Ce qu’ils ont décalé vers 10h-15h : machine à laver, lave-vaisselle, sèche-linge, préchauffage du cumulus, recharge du véhicule électrique. Des gestes simples, souvent automatisés via la programmation des appareils ou une box énergie.
Ce qu’ils ont gardé à tout moment : lumières, télévision, ordinateurs, réfrigérateur, douches. Trop faible ou trop incontournable pour optimiser.
Ce qu’ils n’ont absolument pas changé : le confort. L’idée reçue qu’il faudrait « vivre au rythme du soleil » est fausse. On optimise l’électroménager lourd, pas sa vie.
En une belle journée de mai dans le Sud-Ouest, dix panneaux photovoltaïques produisent autant d’électricité qu’un foyer de quatre personnes en consomme en trois jours complets. Le soleil ne vous demande pas de changer de vie. Juste de savoir quand appuyer sur « départ différé ».

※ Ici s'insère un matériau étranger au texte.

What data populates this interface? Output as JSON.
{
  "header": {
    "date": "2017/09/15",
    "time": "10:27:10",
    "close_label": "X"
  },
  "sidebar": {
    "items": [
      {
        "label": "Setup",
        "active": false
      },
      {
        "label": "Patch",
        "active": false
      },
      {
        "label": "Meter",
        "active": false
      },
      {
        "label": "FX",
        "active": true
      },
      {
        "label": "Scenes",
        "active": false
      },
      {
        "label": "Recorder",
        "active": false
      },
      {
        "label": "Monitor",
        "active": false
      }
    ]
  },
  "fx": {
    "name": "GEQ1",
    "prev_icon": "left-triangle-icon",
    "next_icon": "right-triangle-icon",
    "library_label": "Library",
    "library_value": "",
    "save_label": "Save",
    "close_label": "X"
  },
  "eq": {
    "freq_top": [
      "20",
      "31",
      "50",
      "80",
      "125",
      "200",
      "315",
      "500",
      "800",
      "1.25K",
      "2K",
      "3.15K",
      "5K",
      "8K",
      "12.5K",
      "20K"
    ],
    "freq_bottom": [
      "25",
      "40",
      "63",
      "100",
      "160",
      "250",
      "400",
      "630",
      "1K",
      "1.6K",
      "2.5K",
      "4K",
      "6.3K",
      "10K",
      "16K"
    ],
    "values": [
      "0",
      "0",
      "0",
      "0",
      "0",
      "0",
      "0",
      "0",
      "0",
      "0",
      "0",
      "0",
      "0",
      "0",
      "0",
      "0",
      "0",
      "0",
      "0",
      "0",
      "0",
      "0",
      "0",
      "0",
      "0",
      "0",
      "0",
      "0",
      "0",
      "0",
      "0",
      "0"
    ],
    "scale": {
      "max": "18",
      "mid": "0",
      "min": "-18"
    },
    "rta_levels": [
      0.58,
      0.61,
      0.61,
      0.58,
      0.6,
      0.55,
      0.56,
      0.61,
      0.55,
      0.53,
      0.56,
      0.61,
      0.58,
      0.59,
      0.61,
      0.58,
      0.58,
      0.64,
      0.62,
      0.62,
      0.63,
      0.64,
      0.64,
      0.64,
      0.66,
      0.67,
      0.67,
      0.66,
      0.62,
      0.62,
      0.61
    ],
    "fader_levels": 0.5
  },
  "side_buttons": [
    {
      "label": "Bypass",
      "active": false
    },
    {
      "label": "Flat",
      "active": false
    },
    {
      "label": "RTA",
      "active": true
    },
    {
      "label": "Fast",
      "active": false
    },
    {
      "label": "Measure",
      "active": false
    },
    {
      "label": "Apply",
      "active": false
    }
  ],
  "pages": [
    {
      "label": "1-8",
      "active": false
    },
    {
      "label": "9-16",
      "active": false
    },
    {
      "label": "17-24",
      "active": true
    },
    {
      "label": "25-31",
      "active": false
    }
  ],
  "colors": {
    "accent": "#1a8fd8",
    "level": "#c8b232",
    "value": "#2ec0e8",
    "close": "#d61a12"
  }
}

Depuis plus d’un an, j’écris chaque semaine pour vous accompagner dans vos projets de rénovation énergétique. Aides disponibles, astuces concrètes, choix du mode de chauffage… mon objectif est de vous aider à faire les bons choix, simplement et efficacement.
Les panneaux solaires contiennent des cellules en silicium qui libèrent des électrons lorsqu’elles reçoivent de la lumière, c’est l’effet photovoltaïque. Ces électrons en mouvement produisent un courant électrique, transformé en courant utilisable par vos appareils grâce à un onduleur.
Les panneaux photovoltaïques produisent de l’électricité. Les panneaux solaires thermiques, eux, captent la chaleur du soleil pour chauffer de l’eau sanitaire ou un plancher chauffant. Dans le langage courant, « panneaux solaires » désigne souvent les deux mais ce sont des technologies bien distinctes.
La production dépend de l’ensoleillement : nulle la nuit, faible par temps couvert. L’investissement initial reste conséquent (8 000 à 15 000 € selon l’installation), et la rentabilité prend 8 à 12 ans. Sans batterie de stockage, une grande partie de l’électricité produite en journée part sur le réseau plutôt que d’être consommée directement.
Autoconsommer est presque toujours plus rentable : chaque kWh utilisé directement vous évite d’en acheter un à 0,25 €, alors que la revente à EDF OA ne rapporte qu’environ 0,13 €. La priorité est donc de décaler vos gros appareils (lave-linge, lave-vaisselle, chauffe-eau) aux heures de production, et de ne revendre que le surplus inévitable.